Google Gemini 1.5 Pro is available now through Google AI Studio for developers and introduces new audio and video modalities, API improvements, and a new embedded model with additional performance optimizations.
According to the Google for Developers blog the new Audio and Video Modalities include “audio (speech) understanding in both the Gemini API and Google AI Studio.”

Developers can also tap into the ability for Gemini 1.5 Pro’s support for reasoning across images (frames) and audio (speech) when videos are uploaded into the studio soon.

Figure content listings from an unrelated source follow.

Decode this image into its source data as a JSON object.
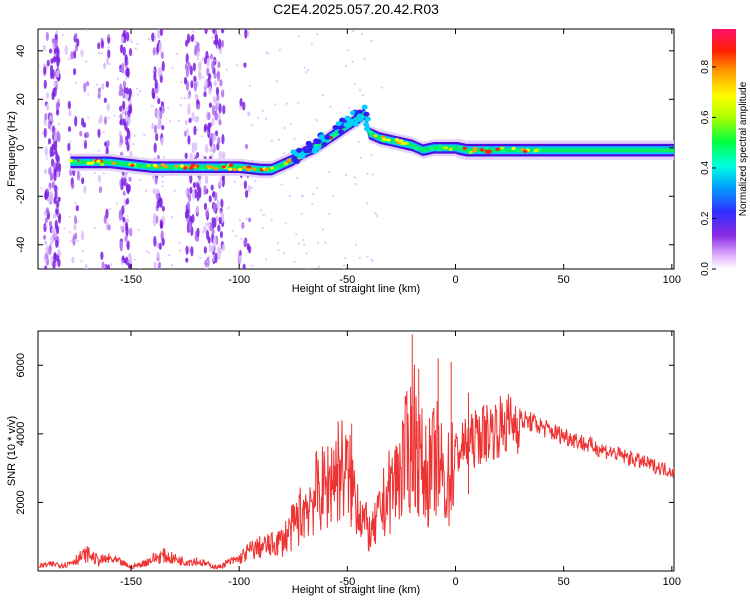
{
  "title": "C2E4.2025.057.20.42.R03",
  "chart_data": [
    {
      "type": "heatmap",
      "name": "spectrogram",
      "xlabel": "Height of straight line (km)",
      "ylabel": "Frequency (Hz)",
      "xlim": [
        -193,
        101
      ],
      "ylim": [
        -50,
        49
      ],
      "xticks": [
        "-150",
        "-100",
        "-50",
        "0",
        "50",
        "100"
      ],
      "xtick_values": [
        -150,
        -100,
        -50,
        0,
        50,
        100
      ],
      "yticks": [
        "-40",
        "-20",
        "0",
        "20",
        "40"
      ],
      "ytick_values": [
        -40,
        -20,
        0,
        20,
        40
      ],
      "ridge": {
        "x": [
          -193,
          -180,
          -170,
          -160,
          -150,
          -140,
          -130,
          -120,
          -110,
          -100,
          -90,
          -85,
          -80,
          -75,
          -70,
          -65,
          -60,
          -55,
          -50,
          -45,
          -42,
          -40,
          -35,
          -30,
          -25,
          -20,
          -15,
          -10,
          -5,
          0,
          5,
          10,
          20,
          30,
          40,
          50,
          60,
          70,
          80,
          90,
          101
        ],
        "y": [
          -6,
          -6,
          -6,
          -6,
          -7,
          -8,
          -8,
          -8,
          -8,
          -8,
          -9,
          -9,
          -7,
          -5,
          -2,
          0,
          3,
          6,
          9,
          12,
          14,
          6,
          4,
          3,
          2,
          1,
          -1,
          0,
          0,
          0,
          -1,
          -1,
          -1,
          -1,
          -1,
          -1,
          -1,
          -1,
          -1,
          -1,
          -1
        ]
      },
      "colorbar": {
        "label": "Normalized spectral amplitude",
        "ticks": [
          "0.0",
          "0.2",
          "0.4",
          "0.6",
          "0.8"
        ],
        "tick_values": [
          0.0,
          0.2,
          0.4,
          0.6,
          0.8
        ],
        "range": [
          0,
          0.95
        ]
      }
    },
    {
      "type": "line",
      "name": "snr",
      "xlabel": "Height of straight line (km)",
      "ylabel": "SNR (10 * v/v)",
      "xlim": [
        -193,
        101
      ],
      "ylim": [
        0,
        7000
      ],
      "xticks": [
        "-150",
        "-100",
        "-50",
        "0",
        "50",
        "100"
      ],
      "xtick_values": [
        -150,
        -100,
        -50,
        0,
        50,
        100
      ],
      "yticks": [
        "2000",
        "4000",
        "6000"
      ],
      "ytick_values": [
        2000,
        4000,
        6000
      ],
      "color": "#ee3333",
      "series": [
        {
          "name": "SNR",
          "x": [
            -193,
            -185,
            -180,
            -175,
            -170,
            -165,
            -160,
            -155,
            -150,
            -145,
            -140,
            -135,
            -130,
            -125,
            -120,
            -115,
            -110,
            -105,
            -100,
            -95,
            -90,
            -85,
            -80,
            -76,
            -72,
            -68,
            -64,
            -60,
            -57,
            -54,
            -51,
            -48,
            -45,
            -42,
            -39,
            -36,
            -33,
            -30,
            -27,
            -24,
            -21,
            -19,
            -17,
            -15,
            -13,
            -11,
            -9,
            -7,
            -5,
            -3,
            -1,
            1,
            3,
            5,
            8,
            12,
            16,
            20,
            25,
            30,
            35,
            40,
            45,
            50,
            55,
            60,
            65,
            70,
            75,
            80,
            85,
            90,
            95,
            101
          ],
          "y": [
            150,
            200,
            180,
            350,
            500,
            300,
            350,
            250,
            120,
            200,
            350,
            450,
            350,
            280,
            300,
            200,
            100,
            250,
            350,
            600,
            700,
            750,
            900,
            1200,
            1600,
            2000,
            2300,
            2400,
            2800,
            3000,
            2900,
            2500,
            2000,
            1400,
            1000,
            1500,
            2000,
            2400,
            2700,
            3200,
            3600,
            4100,
            3300,
            3000,
            2800,
            3000,
            3300,
            3000,
            2500,
            2700,
            3200,
            3500,
            3600,
            3700,
            3800,
            4000,
            4100,
            4200,
            4300,
            4400,
            4350,
            4200,
            4050,
            3950,
            3850,
            3700,
            3600,
            3500,
            3400,
            3300,
            3200,
            3100,
            3000,
            2900
          ]
        }
      ]
    }
  ]
}
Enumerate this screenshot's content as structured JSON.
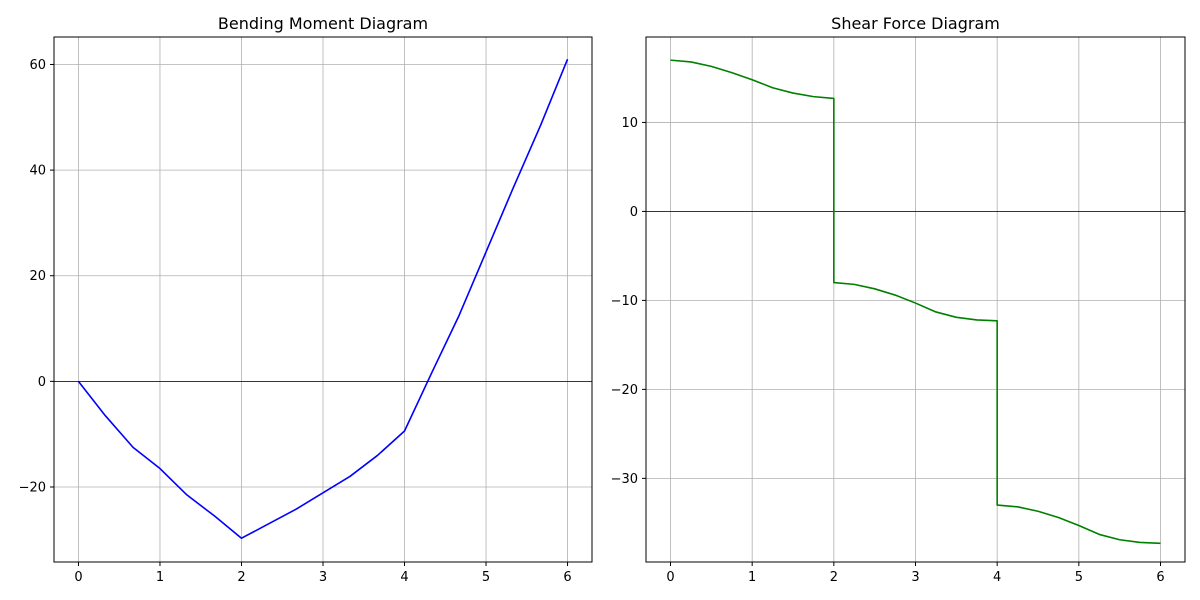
{
  "chart_data": [
    {
      "type": "line",
      "title": "Bending Moment Diagram",
      "xlabel": "",
      "ylabel": "",
      "xlim": [
        -0.3,
        6.3
      ],
      "ylim": [
        -34.2,
        65.2
      ],
      "xticks": [
        0,
        1,
        2,
        3,
        4,
        5,
        6
      ],
      "yticks": [
        -20,
        0,
        20,
        40,
        60
      ],
      "grid": true,
      "zero_line": true,
      "color": "#0000ff",
      "series": [
        {
          "x": [
            0,
            0.33,
            0.67,
            1.0,
            1.33,
            1.67,
            2.0,
            2.33,
            2.67,
            3.0,
            3.33,
            3.67,
            4.0,
            4.33,
            4.67,
            5.0,
            5.33,
            5.67,
            6.0
          ],
          "values": [
            0,
            -6.5,
            -12.5,
            -16.5,
            -21.5,
            -25.5,
            -29.7,
            -27.0,
            -24.2,
            -21.1,
            -18.0,
            -14.0,
            -9.4,
            1.5,
            12.5,
            24.5,
            36.5,
            48.5,
            61.0
          ]
        }
      ]
    },
    {
      "type": "line",
      "title": "Shear Force Diagram",
      "xlabel": "",
      "ylabel": "",
      "xlim": [
        -0.3,
        6.3
      ],
      "ylim": [
        -39.4,
        19.6
      ],
      "xticks": [
        0,
        1,
        2,
        3,
        4,
        5,
        6
      ],
      "yticks": [
        -30,
        -20,
        -10,
        0,
        10
      ],
      "grid": true,
      "zero_line": true,
      "color": "#008000",
      "series": [
        {
          "x": [
            0,
            0.25,
            0.5,
            0.75,
            1.0,
            1.25,
            1.5,
            1.75,
            2.0,
            2.0,
            2.25,
            2.5,
            2.75,
            3.0,
            3.25,
            3.5,
            3.75,
            4.0,
            4.0,
            4.25,
            4.5,
            4.75,
            5.0,
            5.25,
            5.5,
            5.75,
            6.0
          ],
          "values": [
            17.0,
            16.8,
            16.3,
            15.6,
            14.8,
            13.9,
            13.3,
            12.9,
            12.7,
            -8.0,
            -8.2,
            -8.7,
            -9.4,
            -10.3,
            -11.3,
            -11.9,
            -12.2,
            -12.3,
            -33.0,
            -33.2,
            -33.7,
            -34.4,
            -35.3,
            -36.3,
            -36.9,
            -37.2,
            -37.3
          ]
        }
      ]
    }
  ]
}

As for the API improvements, there are System Instructions that help to define roles, formats, goals, and rules for AI behavior in different instances. There is a JSON Mode that helps instruct models to output into JSON objects. Google also notes there are improvements to function calling so developers can assign text, function calls, or simply the function altogether.
Lastly, there is a new text embedding model present in Gemini 1.5 Pro thanks to API support that aids in stronger retrival performance, while also outperforming the previous models, according to Google.
Google is promising more Gemini API and AI Studio improvements over the coming weeks.
With OpenAI set to debut its GPT-5 model soon, we should see how Google’s latest model improvements stack up against OpenAI and subsequently Microsoft, soon.